Gil Manzano, wasit berpengalaman dengan 50 laga La Liga, ikuti rekomendasi VAR tanpa on-field review—prosedur standar, tapi dikritik karena kurang transparan. Analis Spanyol seperti Guillem Balague sebut ini “kesalahan VAR ketiga musim ini untuk Madrid”, soroti inkonsistensi: penalti Barca di injury time dibatalkan karena offside, tapi ini terasa subyektif. Alasan teknisnya: sudut kamera utama tunjukkan bola sudah lepas kaki Vinicius sebelum kontak, bikin pelanggaran “tak berpengaruh”. Bagi Vinicius, yang rata-rata dapat penalti sekali per 15 laga, ini pukulan telak—ia sudah latihan tendangan khusus, tapi keputusan itu rampas kesempatan.

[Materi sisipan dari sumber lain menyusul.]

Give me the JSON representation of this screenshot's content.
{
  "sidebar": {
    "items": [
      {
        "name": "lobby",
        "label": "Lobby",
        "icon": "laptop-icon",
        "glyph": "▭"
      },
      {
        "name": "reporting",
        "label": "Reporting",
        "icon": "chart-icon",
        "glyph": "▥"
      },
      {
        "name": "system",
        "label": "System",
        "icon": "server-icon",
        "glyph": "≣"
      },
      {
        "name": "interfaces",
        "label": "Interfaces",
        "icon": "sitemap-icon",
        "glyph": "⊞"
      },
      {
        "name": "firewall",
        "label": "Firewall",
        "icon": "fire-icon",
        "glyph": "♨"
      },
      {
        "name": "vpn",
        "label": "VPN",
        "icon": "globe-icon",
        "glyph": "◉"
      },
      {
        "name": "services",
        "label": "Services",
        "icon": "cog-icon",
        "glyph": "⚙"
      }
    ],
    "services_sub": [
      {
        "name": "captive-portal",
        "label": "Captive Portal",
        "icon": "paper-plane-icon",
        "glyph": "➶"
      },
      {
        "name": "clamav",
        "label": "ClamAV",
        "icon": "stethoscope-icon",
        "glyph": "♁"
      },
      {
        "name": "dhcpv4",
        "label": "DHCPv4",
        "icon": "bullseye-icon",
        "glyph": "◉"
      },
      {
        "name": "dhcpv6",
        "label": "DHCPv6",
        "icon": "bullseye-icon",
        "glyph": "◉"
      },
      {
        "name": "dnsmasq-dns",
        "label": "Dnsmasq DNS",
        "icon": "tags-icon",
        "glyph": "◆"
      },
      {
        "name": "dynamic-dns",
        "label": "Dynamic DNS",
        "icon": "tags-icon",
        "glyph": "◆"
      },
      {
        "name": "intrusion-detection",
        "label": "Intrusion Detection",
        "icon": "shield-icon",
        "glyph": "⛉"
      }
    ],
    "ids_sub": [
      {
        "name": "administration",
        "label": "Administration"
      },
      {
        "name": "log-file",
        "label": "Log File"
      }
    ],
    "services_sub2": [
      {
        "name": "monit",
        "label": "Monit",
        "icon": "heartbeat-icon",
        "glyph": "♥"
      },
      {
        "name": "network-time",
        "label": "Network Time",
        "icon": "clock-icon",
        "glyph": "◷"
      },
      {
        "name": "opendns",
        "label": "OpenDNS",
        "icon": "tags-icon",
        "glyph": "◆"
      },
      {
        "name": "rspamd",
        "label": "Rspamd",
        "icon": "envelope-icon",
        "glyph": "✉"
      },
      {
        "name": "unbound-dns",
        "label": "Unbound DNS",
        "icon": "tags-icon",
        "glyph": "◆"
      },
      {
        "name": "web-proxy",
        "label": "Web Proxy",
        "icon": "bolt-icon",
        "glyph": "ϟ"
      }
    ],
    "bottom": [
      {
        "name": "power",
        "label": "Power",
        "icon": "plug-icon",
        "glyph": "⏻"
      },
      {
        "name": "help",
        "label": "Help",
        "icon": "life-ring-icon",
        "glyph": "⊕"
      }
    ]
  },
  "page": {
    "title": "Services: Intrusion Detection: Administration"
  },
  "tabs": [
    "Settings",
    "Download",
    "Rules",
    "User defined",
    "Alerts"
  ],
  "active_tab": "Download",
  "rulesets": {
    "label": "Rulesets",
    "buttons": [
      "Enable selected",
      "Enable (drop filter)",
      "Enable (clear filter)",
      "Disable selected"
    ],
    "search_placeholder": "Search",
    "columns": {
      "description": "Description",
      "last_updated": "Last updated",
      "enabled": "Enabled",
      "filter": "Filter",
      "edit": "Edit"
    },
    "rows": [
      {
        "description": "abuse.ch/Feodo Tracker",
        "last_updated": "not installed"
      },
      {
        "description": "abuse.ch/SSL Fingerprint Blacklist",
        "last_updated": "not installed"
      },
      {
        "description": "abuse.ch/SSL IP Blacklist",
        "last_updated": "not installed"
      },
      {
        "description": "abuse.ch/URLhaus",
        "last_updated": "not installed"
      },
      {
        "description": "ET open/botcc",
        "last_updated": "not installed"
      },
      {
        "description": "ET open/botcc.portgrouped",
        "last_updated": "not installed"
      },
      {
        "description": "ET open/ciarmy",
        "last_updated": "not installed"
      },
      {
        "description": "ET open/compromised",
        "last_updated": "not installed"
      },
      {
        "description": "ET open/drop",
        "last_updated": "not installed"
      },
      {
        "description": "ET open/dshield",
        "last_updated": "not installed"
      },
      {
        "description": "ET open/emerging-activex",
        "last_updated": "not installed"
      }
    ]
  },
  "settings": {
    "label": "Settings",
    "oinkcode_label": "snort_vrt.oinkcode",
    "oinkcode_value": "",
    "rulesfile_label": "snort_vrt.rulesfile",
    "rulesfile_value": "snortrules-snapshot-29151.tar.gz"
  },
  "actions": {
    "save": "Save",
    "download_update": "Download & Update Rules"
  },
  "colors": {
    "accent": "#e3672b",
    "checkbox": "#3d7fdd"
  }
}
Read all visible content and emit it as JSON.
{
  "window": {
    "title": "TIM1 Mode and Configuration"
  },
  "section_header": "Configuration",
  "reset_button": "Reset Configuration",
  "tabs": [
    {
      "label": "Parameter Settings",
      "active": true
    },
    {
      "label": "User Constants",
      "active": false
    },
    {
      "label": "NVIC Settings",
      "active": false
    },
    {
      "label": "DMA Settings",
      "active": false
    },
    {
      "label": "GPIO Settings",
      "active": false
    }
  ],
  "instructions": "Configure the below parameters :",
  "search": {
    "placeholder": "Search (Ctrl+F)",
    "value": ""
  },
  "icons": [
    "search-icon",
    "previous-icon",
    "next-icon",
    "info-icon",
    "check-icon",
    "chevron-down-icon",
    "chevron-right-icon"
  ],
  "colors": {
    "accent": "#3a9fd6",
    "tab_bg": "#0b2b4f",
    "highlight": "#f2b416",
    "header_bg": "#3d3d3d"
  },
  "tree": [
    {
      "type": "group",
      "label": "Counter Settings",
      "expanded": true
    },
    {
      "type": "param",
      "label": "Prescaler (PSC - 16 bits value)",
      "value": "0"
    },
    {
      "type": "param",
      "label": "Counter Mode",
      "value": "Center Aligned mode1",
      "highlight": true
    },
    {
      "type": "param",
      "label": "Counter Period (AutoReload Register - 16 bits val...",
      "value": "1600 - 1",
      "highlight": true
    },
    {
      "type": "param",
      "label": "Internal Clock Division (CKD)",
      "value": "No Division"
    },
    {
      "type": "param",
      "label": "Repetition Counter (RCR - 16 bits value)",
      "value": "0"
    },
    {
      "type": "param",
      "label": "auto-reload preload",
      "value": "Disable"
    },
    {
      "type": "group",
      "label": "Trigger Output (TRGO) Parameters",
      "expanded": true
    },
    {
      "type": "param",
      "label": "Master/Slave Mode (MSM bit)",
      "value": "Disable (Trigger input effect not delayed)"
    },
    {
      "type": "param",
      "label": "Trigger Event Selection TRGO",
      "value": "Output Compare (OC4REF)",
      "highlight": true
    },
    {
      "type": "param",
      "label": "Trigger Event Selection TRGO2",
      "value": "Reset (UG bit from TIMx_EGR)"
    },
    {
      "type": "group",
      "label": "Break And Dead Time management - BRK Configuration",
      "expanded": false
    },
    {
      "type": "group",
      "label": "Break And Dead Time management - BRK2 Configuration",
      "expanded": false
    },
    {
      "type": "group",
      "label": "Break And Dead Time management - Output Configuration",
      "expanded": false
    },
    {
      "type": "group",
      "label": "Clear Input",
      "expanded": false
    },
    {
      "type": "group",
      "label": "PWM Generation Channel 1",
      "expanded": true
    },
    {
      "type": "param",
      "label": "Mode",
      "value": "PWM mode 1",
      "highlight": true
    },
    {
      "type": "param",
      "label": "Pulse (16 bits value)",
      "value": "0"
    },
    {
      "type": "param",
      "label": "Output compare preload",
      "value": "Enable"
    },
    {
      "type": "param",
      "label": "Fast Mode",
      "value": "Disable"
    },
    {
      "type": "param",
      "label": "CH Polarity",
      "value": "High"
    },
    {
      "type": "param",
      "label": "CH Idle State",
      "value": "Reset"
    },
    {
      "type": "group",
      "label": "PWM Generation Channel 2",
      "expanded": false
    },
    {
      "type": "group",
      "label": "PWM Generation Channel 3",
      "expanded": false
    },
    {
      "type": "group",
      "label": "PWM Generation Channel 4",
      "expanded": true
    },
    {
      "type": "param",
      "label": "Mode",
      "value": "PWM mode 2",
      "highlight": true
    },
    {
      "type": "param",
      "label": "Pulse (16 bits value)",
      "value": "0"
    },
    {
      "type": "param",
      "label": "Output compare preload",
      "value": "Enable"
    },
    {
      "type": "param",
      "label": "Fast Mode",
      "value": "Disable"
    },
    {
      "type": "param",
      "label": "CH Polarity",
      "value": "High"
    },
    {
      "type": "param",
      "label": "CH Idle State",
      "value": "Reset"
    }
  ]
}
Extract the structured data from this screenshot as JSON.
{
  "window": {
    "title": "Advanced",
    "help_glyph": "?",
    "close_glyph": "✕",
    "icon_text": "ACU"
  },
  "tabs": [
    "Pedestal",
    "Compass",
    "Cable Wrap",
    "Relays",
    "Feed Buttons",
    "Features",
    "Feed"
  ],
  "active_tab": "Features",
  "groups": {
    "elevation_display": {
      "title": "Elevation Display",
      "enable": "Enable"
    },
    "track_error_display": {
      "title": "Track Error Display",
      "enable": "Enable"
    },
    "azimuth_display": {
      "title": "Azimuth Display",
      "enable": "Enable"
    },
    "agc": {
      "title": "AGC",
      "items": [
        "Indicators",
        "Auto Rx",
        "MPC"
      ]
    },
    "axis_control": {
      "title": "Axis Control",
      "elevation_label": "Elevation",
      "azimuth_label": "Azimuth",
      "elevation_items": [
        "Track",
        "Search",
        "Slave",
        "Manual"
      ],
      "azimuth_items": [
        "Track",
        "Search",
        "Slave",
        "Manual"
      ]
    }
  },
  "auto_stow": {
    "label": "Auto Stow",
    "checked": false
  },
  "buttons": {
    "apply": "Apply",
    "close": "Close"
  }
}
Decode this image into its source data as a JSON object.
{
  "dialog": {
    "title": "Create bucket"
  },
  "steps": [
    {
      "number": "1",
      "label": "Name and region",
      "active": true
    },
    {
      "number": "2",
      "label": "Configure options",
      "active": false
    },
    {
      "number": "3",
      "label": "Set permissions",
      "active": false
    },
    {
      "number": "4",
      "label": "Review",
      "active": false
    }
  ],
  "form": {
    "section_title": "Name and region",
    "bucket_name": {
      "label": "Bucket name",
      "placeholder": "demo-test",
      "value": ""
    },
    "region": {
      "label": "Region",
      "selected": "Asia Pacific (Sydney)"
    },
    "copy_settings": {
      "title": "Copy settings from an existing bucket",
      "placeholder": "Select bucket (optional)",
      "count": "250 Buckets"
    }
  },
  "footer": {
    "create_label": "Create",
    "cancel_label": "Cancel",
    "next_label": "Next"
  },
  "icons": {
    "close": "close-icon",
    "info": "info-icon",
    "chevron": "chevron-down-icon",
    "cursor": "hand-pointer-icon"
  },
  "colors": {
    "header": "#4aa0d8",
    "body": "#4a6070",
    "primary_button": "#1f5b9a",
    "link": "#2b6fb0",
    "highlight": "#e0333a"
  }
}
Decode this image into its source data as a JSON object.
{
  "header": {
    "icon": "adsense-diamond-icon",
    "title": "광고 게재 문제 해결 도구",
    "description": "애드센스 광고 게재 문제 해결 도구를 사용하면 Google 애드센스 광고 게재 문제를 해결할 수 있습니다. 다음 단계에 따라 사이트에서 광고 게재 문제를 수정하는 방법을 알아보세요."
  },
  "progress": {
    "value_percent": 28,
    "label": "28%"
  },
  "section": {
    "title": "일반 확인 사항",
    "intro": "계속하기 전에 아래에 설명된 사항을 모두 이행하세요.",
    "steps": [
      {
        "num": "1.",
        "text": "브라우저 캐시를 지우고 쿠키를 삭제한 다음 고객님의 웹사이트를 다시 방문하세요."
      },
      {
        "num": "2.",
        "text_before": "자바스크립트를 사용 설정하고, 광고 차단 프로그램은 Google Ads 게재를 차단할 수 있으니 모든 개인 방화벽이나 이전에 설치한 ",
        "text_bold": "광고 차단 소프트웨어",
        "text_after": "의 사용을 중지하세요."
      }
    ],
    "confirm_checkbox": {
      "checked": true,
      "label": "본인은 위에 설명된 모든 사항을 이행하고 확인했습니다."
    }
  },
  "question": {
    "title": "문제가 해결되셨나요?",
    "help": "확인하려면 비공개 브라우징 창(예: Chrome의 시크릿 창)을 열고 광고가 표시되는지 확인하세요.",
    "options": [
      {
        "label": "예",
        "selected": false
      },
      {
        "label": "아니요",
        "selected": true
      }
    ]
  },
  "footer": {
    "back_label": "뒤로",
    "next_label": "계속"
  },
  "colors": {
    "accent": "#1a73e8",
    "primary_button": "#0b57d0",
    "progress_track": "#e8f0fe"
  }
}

Aturan baru IFAB 2025 tuntut “clear and obvious error”, dan VAR anggap keputusan awal wasit tak salah, meski fans Madrid yakin sebaliknya.
Dampak untuk Tim, Pemain, dan Rivalitas yang Lebih Luas
Pembatalan ini langsung ubah dinamika laga: tanpa penalti, Madrid dorong serangan alami, Bellingham cetak gol kedua di menit ke-41 dari rebound, tapi tekanan VAR bikin skuad tuan rumah gelisah—mereka hampir kebobolan di menit ke-75 dari serangan balik Yamal. Alonso bilang pasca-laga: “Itu penalti jelas, tapi kami menang tanpa itu—bukti tim kuat.” Bagi Vinicius, ini tambah frustrasi: ia diganti tak lama setelah, berjalan kesal ke terowongan, dan konfrontasi dengan Yamal pasca-laga picu keributan. Kartu kuningnya risiko suspensi jika akumulasi, ganggu jadwal Liga Champions lawan Dortmund.
Bagi Barca, ini lega sementara: Flick puji VAR sebagai “pembantu keadilan”, tapi kekalahan tetap perpanjang winless streak jadi tiga, posisi kedua klasemen terasa goyah. Rivalitas Clasico makin panas—fans Madrid tuntut boikot VAR di media sosial, tagar #VARRobMadrid trending dengan 300 ribu posting, sementara Catalan ejek sebagai “drama Vinicius lagi”. Dampak luas: RFEF umumkan review independen besok, kemungkinan denda jika VAR salah, dan ini soroti masalah teknologi di sepak bola Spanyol—musim ini sudah 12 keputusan kontroversial. Bagi Vinicius, yang hadapi rasisme berkepanjangan, ini jadi amunisi baru: ia posting foto replay dengan caption “Keadilan?”, dapat dukungan dari ribuan. Secara keseluruhan, pembatalan ini bukan akhir; ini picu diskusi soal transparansi, di mana satu keputusan bisa ganggu ambisi gelar kedua tim.
Kesimpulan
Pembatalan penalti Vinicius Junior di El Clasico lahir dari interpretasi VAR ketat soal kontak minimal: kronologi pelanggaran Kounde yang awalnya diberikan tapi dibatalkan setelah review tiga menit, campur frustrasi dan aturan IFAB yang subyektif. Dari alasan teknis seperti sudut kamera hingga dampak emosional bagi Vinicius dan skuad Madrid, ini tunjukkan betapa rapuhnya keputusan di laga besar—Madrid menang 2-1 tanpa penalti itu, tapi rasa keadilan pudar. Flick lega, Alonso kesal, tapi yang pasti, momen ini tambah bara rivalitas yang tak pernah padam. La Liga 2025/2026 masih panjang, dengan review RFEF yang bisa ubah narasi, tapi untuk Vinicius, ini pelajaran pahit: di sepak bola, keadilan sering datang lambat, tapi passion tetap jadi senjata utama. Fans kedua kubu tunggu Clasico kedua—di sana, penalti takkan lagi jadi mimpi buruk.